Sinanpaşa ilçesi, Afyonkarahisar-Uşak-İzmir ve Afyonkarahisar-Antalya karayollarının kavşağında konumlanmış olup, il merkezine 33 km uzaklıkta yer almaktadır. 1953 yılında ilçe statüsü kazanmıştır.
Sinanpaşa: Tarih öncesi dönemler
Kendi adını taşıyan ovada, doğu-batı ve kuzey-güney uzantılı antik yolların izleri günümüze kadar varlığını sürdürmektedir. Sinanpaşa'nın tarih öncesi dönemlere uzanan köklü geçmişi, Cidyessuz (Küçükhüyük) adıyla kurulmuş bir yerleşim yerine dayanmaktadır. Bu antik yerleşim, Hitit dönemine kadar uzanan tarihî bir merkezdir.

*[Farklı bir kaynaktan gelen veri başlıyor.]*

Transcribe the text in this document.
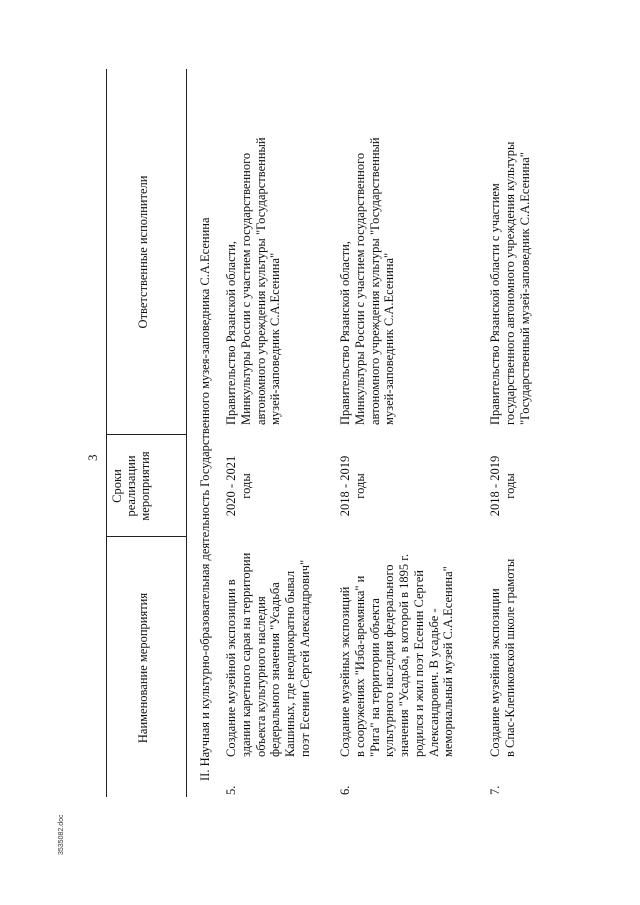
3535082.doc
3
Наименование мероприятия
Сроки
реализации
мероприятия
Ответственные исполнители	II. Научная и культурно-образовательная деятельность Государственного музея-заповедника С.А.Есенина
5.
Создание музейной экспозиции в
здании каретного сарая на территории
объекта культурного наследия
федерального значения "Усадьба
Кашиных, где неоднократно бывал
поэт Есенин Сергей Александрович"
2020 - 2021
годы
Правительство Рязанской области,
Минкультуры России с участием государственного
автономного учреждения культуры "Государственный
музей-заповедник С.А.Есенина"
6.
Создание музейных экспозиций
в сооружениях "Изба-времянка" и
"Рига" на территории объекта
культурного наследия федерального
значения "Усадьба, в которой в 1895 г.
родился и жил поэт Есенин Сергей
Александрович. В усадьбе -
мемориальный музей С.А.Есенина"
2018 - 2019
годы
Правительство Рязанской области,
Минкультуры России с участием государственного
автономного учреждения культуры "Государственный
музей-заповедник С.А.Есенина"
7.
Создание музейной экспозиции
в Спас-Клепиковской школе грамоты
2018 - 2019
годы
Правительство Рязанской области с участием
государственного автономного учреждения культуры
"Государственный музей-заповедник С.А.Есенина"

Sinanpaşa'nın zengin tarihî mirası arasında M.Ö. 4000'li yıllardan günümüze kadar çeşitli medeniyetlere ait izler bulunmaktadır. Tınaztepe'deki otuz iki in ve Taşoluk Beldesi'nde yer alan gerdeklik ve altı kapılı inler, Frig Kaya Yerleşimlerine ait önemli kalıntılardır. Ayrıca, Çobanözü ve Yörükmezarı Köyü'nde M.S. 6. yüzyılın birinci yarısında yasaklanan Hristiyanlığa ait kiliseler, çeşmeler ve Hristiyan mezarları da bölgede bulunmaktadır.
Sinanpaşa Ovası'nın ortasında konumlanan Küçükhüyük Kasabası'nda yapılan yüzey araştırmaları, M.Ö. 3000'li yıllarda insanların bölgeye yerleştiğini göstermektedir. Bu, ilçenin tarihî derinliğini ve önemini vurgulayan önemli bir arkeolojik bulgudur.

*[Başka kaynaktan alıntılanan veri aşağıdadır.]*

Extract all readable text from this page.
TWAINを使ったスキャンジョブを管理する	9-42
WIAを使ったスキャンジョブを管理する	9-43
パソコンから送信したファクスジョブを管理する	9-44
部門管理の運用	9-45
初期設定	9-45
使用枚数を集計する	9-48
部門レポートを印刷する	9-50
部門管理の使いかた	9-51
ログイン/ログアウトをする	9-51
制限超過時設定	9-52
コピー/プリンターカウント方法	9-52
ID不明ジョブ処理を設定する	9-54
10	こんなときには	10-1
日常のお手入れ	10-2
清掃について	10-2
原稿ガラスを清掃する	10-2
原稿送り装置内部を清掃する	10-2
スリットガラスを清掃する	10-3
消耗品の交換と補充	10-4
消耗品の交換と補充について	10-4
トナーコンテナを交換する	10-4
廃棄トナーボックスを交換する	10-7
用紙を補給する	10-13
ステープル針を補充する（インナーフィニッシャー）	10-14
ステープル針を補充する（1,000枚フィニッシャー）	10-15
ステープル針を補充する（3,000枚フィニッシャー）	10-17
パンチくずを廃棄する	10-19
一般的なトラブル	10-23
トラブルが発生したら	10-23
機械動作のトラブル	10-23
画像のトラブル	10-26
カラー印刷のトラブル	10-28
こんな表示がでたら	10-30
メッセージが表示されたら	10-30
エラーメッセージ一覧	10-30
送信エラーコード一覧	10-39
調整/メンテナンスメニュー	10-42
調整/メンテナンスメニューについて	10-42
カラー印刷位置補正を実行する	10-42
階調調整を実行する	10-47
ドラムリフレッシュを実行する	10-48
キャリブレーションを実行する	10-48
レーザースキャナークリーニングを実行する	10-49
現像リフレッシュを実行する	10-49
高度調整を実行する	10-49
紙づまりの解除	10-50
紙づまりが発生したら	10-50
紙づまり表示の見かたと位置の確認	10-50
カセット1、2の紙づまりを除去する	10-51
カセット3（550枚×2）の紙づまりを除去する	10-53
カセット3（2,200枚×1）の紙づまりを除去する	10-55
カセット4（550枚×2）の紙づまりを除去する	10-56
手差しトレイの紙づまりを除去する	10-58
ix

Sinanpaşa İlçesi, sadece tarihiyle değil, aynı zamanda doğal güzellikleri ve kültürel zenginlikleriyle de dikkat çekmektedir. Bu bölgenin zengin mirası, ziyaretçilere tarihî bir yolculuk imkanı sunmaktadır.
Tarihsel süreç içinde Hititlerin, Romalıların ve Bizanslıların egemenliği altında olan bölge, XII. yüzyılda Türklerin hakimiyetine girmiştir. Sinanpaşa ilçe merkezine adını veren Sinan Paşa, Akkoyunlu Devleti'nin önde gelen beylerinden Mehmet Bey'in küçük oğlu olarak 1473 yılında dünyaya gelmiştir. Babasıyla birlikte Fatih Sultan Mehmet ile Akkoyunlu hükümdarı Uzun Hasan arasındaki Otlukbeli Savaşı'ndan sonra saraya sığınan Sinan Paşa, burada eğitim almış ve pek çok sefere katılmıştır.
Sancaklarda görev aldıktan sonra yaşlılık sebepleriyle emekli olan Sinan Paşa'ya, Rumeli'deki arpalık zeameti köylerinin karşılığında Sincanlı ovasında Çathöyük ve Küçükhüyük köyleri arpalık olarak verilmiştir. Çathöyük Köyü, yani günümüzdeki Sinanpaşa, Sinan Paşa tarafından cami, imaret, okul ve hamam gibi yapılarla donatılmıştır. Çiftliğine 10 hizmetkâr yerleştiren Sinan Paşa, halkın da cami etrafına yerleşmesiyle çiftlik, Sinanpaşa adını almış ve Sincanlı'nın kadılık merkezi olmuştur.
Sinanpaşa, 1894 yılında nahiye merkezi olarak belirlenmiş ve Yunan işgaline kadar bu statüsünü korumuştur. Ancak, 30 Ağustos Başkomutanlık Meydan Muharebesi'nin ardından Yunan işgalinden kurtulmuştur. Cumhuriyet döneminde 1934 yılına kadar köy statüsünde kalan Sinanpaşa, bu tarihten itibaren tekrar "Nahiye Merkezi" olmuştur. Belediye teşkilatının kurulduğu 01.01.1948 tarihinden itibaren 1953 yılında ise ilçe merkezi olarak ilan edilmiş ve Sincanlı ismini almıştır.
Bu tarihî zenginliklerle dolu bölge, sadece tarihiyle değil, aynı zamanda kültürel ve coğrafi özellikleriyle de dikkat çekmektedir. Sinanpaşa, geçmişten günümüze uzanan bu köklü geçmişiyle birlikte, Türkiye'nin tarihî ve kültürel mozaiğine önemli bir katkı sunmaktadır.